Ethik

Im Mittelpunkt der Ethik steht das Verhältnis des Menschen zu sich selbst, zur Mitwelt und zur Umwelt und damit die Frage:

Was ist ein gutes Leben und wie kann man es führen?

Ziele des Ethikunterrichts

Ein gutes Leben definiert sich nicht einmalig und für alle Zeiten sondern interpretiert sich aus kulturellem Leben, Religion, Politik, Ökonomie und Recht. „In einer durch Pluralität gekennzeichneten Gesellschaft, gelten als von allen geteilte moralische Verbindlichkeiten allein die Prinzipien, wie sie in den universellen Menschenrechten dargelegt und im Grundgesetz der Bundesrepublik Deutschland festgeschrieben sind.
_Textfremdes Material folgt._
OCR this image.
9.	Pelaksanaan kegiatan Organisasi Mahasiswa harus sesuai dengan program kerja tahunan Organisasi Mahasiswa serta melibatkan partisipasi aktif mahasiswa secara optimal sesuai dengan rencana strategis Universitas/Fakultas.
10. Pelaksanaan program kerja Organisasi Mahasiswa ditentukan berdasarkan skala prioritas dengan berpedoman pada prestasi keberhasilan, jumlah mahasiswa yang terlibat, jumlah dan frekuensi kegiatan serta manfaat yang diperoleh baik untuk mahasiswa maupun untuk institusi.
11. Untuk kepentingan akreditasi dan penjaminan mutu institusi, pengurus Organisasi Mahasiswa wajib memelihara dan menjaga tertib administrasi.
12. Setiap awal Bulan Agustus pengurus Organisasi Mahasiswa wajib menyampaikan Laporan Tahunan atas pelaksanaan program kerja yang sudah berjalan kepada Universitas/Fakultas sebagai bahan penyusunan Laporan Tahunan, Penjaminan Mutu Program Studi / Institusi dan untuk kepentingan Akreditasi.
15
Ethische Fragen müssen daher in einem an der Vernunft orientierten Verständigungsprozess gemeinsam geklärt und entschieden werden“[1].

Im Zentrum des Ethikunterrichts stehen …

• das Erkennen bestimmter Muster des Handelns und Verhaltens sowie das Anstellen beurteilender Vergleiche zwischen Wertmaßstäben,

• die Rekonstruktion und kritische Prüfung vorgefundener Entwürfe für ein gelingendes Leben, der Leitbilder und Handlungsnormen (Ethos),

• die Rechtfertigung der Bevorzugung bestimmter Werte.

Es geht also um …

  • Erziehung zu Menschlichkeit, Demokratie und Freiheit,
  • Toleranz und Achtung anderer Überzeugungen,
  • Verantwortung für die Erhaltung der natürlichen Lebensgrundlagen,
  • Vermeidung gewaltsamer Konfliktlösungen.

Ethische Kompetenzen

Die zentrale Kompetenz ist die Fähigkeit zu einer ethischen Reflexion, die den Dialog sucht und sich im sozialen und politischen Handeln bewährt.

Wahrnehmen und Deuten ist „die Fähigkeit auf der Grundlage von Sinnes- und Sinnerfahrungen Sachverhalte unter ethischer Perspektive wahrzunehmen[…], zu den eigenen Emotionen, Bedürfnissen und Interessen in Distanz zu treten[…] Vorurteile zu bemerken. Hinzu kommt das Erfassen unterschiedlicher Interessen und Motive in alltäglichen Situationen.” [1]

Perspektiven einnehmen ist die Fähigkeit, „die Welt mit den Augen des anderen zu betrachten. Voraussetzung hierfür ist eine Beschäftigung mit den Gegebenheiten, welche die Person des anderen konstituieren, wie Biographie, Kultur, Religion, Gesellschaft, Machtverhältnisse etc. Je größer die Kenntnis des anderen, desto besser kann es gelingen, seine Perspektive einzunehmen. Dabei muss stets bewusst bleiben, dass diese Einnahme immer nur in einer Annäherung bestehen kann. Unabdingbar für diese Annäherung ist die Erkenntnis des Eige-nen im Fremden. Insofern folgt aus der Kompetenz der Perspektiveinnahme die Möglichkeit, soziale, kulturelle und religiöse Interaktionsprobleme auf faire Weise zu bewältigen.“ [1]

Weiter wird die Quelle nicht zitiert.